Лёлька и выскочила из подъезда — прямо ему под колёса. Другой обязательно наехал бы, но Джон виртуозно увернулся — лишь задел Лёльку рукавом:
— Извините, мадемуазель!
И посмотрел рассеянно, чуть насмешливо. Не потому, что лысая Лёлька в её «черепухе» была так себе «мадемуазель», а просто он всегда и на всех смотрел так. Потом не глядя стукнул ногой по скейту — и тот послушно прыгнул ему в руки, как собачонка.
Вот и всё, больше они и не разговаривали. По отдельности Лёльке не нравилось в нём ничего: ни длинные волосы, ни серьга в ухе, ни заклёпистая куртка, ни жёлтые кеды (старшеклассницы без конца обсуждали, что «такую» куртку с «такими» кедами «не носят»), В такт Лёлькиным шагам — Джон, Джон, Джоннн…
…Новая классная вдруг попросила Лёльку поговорить после уроков — удивилась, как это новенькая, совсем не похожая на отличницу, написала лучшее в классе сочинение. И по содержанию, и по всем запятым… Не случилось ли у неглупого человека Лёльки чего в жизни — может, ей помощь нужна?
Хотелось ответить — отстаньте. Но Лёлька сдержалась и отвесила вежливым голосом вот что:
— Я очень ценю ваше участие, Вера Сергеевна, но у меня всё в порядке. Абсолютно.
Так-то! Совершенно не хотелось, чтобы кто-то лез в её жизнь. Вернее, в главную часть её жизни, настоящую. Это был её секрет. Вот удивилась бы Вера Сергеевна, если бы узнала, куда Лёлька ездит каждую неделю!
Куда-куда, домой, конечно. На старое место. Не прямым путём: автобус — метро с пересадкой — автобус, а хитрым: на электричке. Есть такие электрички, которые въезжают в Москву с одного края и, обогнув центр, выезжают с другой стороны. Станция — прямо возле нового дома. Лёлька прыгала в полупустую электричку, и тут начинались превращения.

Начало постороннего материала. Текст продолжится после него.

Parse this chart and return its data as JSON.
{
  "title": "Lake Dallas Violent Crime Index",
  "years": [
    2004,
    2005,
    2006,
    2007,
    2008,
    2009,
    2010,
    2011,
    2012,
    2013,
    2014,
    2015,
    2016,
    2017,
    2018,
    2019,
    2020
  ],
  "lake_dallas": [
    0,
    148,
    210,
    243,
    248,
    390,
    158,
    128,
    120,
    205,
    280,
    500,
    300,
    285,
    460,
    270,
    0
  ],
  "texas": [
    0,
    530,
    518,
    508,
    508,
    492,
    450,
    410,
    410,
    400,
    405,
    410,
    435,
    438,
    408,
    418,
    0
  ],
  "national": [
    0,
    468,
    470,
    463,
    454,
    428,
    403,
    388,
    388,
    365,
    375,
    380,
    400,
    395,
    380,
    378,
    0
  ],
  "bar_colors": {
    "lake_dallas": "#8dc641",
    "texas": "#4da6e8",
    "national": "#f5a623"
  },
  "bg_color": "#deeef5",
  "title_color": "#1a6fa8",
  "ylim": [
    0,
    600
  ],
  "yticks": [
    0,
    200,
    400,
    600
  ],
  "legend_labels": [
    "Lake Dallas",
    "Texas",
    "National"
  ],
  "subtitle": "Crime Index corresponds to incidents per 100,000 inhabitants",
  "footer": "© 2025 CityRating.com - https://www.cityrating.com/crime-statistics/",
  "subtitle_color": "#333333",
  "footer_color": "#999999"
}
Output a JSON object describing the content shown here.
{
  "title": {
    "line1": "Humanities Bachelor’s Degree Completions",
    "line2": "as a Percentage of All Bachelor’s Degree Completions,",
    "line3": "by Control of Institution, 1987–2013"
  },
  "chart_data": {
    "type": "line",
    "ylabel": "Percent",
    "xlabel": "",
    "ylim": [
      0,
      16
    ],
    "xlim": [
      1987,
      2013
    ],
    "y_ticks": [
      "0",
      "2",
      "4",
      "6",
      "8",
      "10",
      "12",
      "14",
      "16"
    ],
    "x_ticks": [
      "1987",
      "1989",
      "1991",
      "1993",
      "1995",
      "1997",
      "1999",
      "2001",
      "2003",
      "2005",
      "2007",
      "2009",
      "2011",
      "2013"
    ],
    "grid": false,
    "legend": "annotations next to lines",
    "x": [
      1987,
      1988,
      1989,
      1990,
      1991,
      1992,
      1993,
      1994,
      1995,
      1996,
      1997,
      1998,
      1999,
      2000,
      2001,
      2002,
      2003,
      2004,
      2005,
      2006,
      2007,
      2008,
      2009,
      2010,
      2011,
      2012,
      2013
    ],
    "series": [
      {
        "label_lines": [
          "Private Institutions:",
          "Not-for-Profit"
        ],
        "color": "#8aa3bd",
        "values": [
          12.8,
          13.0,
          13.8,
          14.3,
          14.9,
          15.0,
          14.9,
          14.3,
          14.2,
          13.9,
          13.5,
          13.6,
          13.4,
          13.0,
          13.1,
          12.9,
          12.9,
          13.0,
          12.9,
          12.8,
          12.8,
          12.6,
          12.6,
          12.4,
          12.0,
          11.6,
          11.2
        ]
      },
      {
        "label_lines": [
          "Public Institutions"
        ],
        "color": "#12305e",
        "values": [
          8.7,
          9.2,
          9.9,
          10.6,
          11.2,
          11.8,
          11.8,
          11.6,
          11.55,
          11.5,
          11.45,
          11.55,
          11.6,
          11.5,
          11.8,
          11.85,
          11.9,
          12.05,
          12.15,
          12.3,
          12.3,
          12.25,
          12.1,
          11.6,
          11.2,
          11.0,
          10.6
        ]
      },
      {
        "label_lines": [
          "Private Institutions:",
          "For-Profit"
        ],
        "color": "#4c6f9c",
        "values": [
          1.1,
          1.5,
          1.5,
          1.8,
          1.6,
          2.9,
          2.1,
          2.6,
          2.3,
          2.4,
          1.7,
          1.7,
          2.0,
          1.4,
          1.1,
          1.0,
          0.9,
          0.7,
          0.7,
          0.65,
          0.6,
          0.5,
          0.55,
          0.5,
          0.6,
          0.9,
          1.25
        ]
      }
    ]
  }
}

«Черепуха» снималась, под ней обнаруживался приличный полосатый свитер; на лысую голову — тюбетейка, Антошкин подарок. Из электрички выходила совсем другая Лёлька и шла не в свой старый дом — там давно чужие люди — и даже не во двор. Шла она в старинное здание из красного кирпича, прямо за железной дорогой. Серый бы дар речи потерял, если бы узнал. Сумасшедшая Лёлька шла в музыкальную школу.
Школу она окончила в прошлом году, но Анна Самойловна говорила: приходи! В любой день — найдём время, позанимаемся.
Она и приходила — не то чтобы заниматься, а просто — поиграть музыку. А потом — это главное! — приходил сын Анны Самойловны, Антон.
Антон — скрипач. Они полжизни просидели за одним столом в школьном коридоре, за уроками. Лёлька, тогда ещё первоклассница, ждала свою маму, а он, второклассник, — свою. Анна Самойловна занималась тут же, за дверью. Если у неё не было урока, то она пускала ребят в класс — Лёлька учила там математику, Антон занимался на скрипке.
За первые четыре года они обменялись едва ли десятком слов. Пока Антошка вдруг не предложил:
— Может, подыграешь мне? Тут аккомпанемент вроде несложный…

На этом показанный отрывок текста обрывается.